Album Review: Nico & Vinz – Black Star Elephant2 min read
Black Star Elephant marks the first release since Afro-Norwegian duo, Envy, became Nico & Vinz earlier this year. Following the international success of their new single, Am I Wrong, the duo signed to Warner Bros. Records and chose to change their name to avoid confusion with other artists.
Despite being born and raised in Norway, Nico & Vinz are greatly influenced by their West African roots – Nico’s parents hail from the Ivory Coast and Vinz’ are from Ghana. This has lead to the duo’s eclectic genre-spanning sound, which combines the rhythm and soul of African music with a Scandinavian pop vibe. The duo effortlessly blends pop, reggae, dance, hip-hop, rock and soul, to create a sound that has been highly successful over the past few months, with Am I Wrong topping the charts in 41 different countries.
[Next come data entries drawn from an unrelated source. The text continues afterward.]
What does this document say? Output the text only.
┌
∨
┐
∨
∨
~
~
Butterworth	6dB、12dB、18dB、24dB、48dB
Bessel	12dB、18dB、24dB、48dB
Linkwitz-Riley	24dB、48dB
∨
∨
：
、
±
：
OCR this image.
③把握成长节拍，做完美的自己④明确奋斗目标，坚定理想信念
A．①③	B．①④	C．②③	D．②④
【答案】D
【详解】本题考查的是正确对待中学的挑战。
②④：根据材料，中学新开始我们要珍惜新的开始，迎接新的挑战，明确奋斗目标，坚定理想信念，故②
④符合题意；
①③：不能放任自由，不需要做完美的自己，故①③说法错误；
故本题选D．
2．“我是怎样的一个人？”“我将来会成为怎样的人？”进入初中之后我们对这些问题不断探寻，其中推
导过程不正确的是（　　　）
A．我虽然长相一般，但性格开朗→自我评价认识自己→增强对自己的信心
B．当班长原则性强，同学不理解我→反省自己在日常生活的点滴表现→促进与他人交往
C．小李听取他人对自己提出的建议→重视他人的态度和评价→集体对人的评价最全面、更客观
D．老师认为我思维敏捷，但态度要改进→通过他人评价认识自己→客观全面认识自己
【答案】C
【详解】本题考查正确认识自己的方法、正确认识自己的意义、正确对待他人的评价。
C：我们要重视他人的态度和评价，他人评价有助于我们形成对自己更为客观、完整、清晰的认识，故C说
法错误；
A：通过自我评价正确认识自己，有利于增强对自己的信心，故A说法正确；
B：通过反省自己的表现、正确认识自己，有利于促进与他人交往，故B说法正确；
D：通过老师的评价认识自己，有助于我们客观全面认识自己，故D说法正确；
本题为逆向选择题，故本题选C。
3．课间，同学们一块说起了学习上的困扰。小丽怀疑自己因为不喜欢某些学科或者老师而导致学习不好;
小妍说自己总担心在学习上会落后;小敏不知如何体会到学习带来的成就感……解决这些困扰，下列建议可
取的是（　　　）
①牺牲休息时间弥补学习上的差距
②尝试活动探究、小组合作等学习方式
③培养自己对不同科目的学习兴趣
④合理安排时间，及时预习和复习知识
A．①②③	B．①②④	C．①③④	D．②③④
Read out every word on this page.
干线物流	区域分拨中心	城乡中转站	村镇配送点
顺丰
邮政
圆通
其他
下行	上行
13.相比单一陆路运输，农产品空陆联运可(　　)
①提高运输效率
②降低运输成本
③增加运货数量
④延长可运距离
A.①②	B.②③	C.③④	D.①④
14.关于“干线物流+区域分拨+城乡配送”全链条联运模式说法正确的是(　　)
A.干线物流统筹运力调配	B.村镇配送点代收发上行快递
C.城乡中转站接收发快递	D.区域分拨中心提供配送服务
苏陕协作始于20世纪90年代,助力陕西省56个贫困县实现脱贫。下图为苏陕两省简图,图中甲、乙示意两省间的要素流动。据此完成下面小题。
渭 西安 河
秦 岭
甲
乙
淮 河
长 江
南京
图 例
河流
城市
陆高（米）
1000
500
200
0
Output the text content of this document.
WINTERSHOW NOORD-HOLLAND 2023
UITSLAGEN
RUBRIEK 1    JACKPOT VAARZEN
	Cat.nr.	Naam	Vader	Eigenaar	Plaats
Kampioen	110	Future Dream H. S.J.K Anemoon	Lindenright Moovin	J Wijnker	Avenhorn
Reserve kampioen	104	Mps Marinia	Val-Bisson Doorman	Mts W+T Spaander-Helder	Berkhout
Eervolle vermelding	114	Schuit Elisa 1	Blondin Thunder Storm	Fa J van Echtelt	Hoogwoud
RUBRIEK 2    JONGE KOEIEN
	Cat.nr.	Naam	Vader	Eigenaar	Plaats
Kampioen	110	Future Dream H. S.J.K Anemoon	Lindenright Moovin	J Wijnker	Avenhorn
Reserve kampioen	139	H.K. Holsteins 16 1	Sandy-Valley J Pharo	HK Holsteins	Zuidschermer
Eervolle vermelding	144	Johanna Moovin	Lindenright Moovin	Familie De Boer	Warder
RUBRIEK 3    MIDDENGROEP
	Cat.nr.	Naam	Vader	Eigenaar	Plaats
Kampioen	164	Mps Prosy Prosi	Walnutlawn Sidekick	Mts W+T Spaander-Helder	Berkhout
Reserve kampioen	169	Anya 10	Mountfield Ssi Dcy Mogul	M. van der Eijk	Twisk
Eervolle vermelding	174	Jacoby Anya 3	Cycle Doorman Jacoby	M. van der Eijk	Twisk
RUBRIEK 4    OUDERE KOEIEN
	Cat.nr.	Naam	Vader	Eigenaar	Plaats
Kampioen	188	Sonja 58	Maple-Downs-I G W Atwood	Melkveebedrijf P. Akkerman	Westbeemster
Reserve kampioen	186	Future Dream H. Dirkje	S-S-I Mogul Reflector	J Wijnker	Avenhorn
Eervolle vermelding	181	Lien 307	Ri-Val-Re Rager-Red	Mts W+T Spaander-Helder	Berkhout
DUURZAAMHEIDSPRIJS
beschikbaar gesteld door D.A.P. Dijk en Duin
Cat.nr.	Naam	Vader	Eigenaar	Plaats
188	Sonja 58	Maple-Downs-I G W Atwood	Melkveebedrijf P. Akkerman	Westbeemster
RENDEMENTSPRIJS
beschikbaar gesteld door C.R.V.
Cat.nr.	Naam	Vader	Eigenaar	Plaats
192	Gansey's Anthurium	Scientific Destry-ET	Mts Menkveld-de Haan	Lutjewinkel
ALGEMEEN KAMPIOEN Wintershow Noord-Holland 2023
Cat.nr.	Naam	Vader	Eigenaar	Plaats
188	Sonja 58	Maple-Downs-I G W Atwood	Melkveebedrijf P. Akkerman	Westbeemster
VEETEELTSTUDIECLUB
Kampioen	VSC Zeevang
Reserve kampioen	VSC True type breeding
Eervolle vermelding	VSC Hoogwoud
In addition to genre-bending, Nico & Vinz’ optimism about the future and overall positivity is a defining characteristic on Black Star Elephant and even led to them performing at last year’s Nobel Peace Prize concert.
The album opens with a thirty second African a capella introduction, which works to ground them in their cultural roots and provides an attention capturing lead into their debut single Am I Wrong. Since its release Am I Wrong has had major success reaching double platinum sales, and it’s clear to see why. The tune has an infective pop hook and, combined with upbeat vocal melodies and catchy Afrobeat rhythms, it’s a difficult one to ignore.
It is then followed by the more relaxed Last Time, whose laid back versus build into another upbeat sing-along chorus. The vocals stand out as having instant appeal on this album as the two vocalists’ voices compliment each other beautifully, as is certainly noticeable on this track.
Unfortunately, however the rest of the album falls short. Their hearts are clearly in the right place, but there is something about the teaming of the overly sincere lyrics with club-ready tribal-inspired beats that make this record sound somewhat clichéd. This comes across in the lightweight tracks Know What I’m Not and Miracles, which sound almost too commercial and self-conscious to be taken 100% seriously.
However, tracks like My Melody and Imagine, which are unapologetically inspired by and focused on their African heritage, definitely bring some substance to the record, while People and Runnin’ both demonstrate that Nico and Vinz have a knack for writing a solid pop tune.
The two men are clearly superb vocalists, and the album even features some well incorporated rapping into it’s songs, however there is something underwhelming about Black Star Elephant overall. Nico and Vinz have an optimistic approach to song writing, which has the potential to leave listeners feeling upbeat, but also possibly short-changed. Overall the duo are achieving good things by introducing African beats and harmonies to a more mainstream Western audience and their positive message is not one to be ignored, however the delivery may prove ineffective.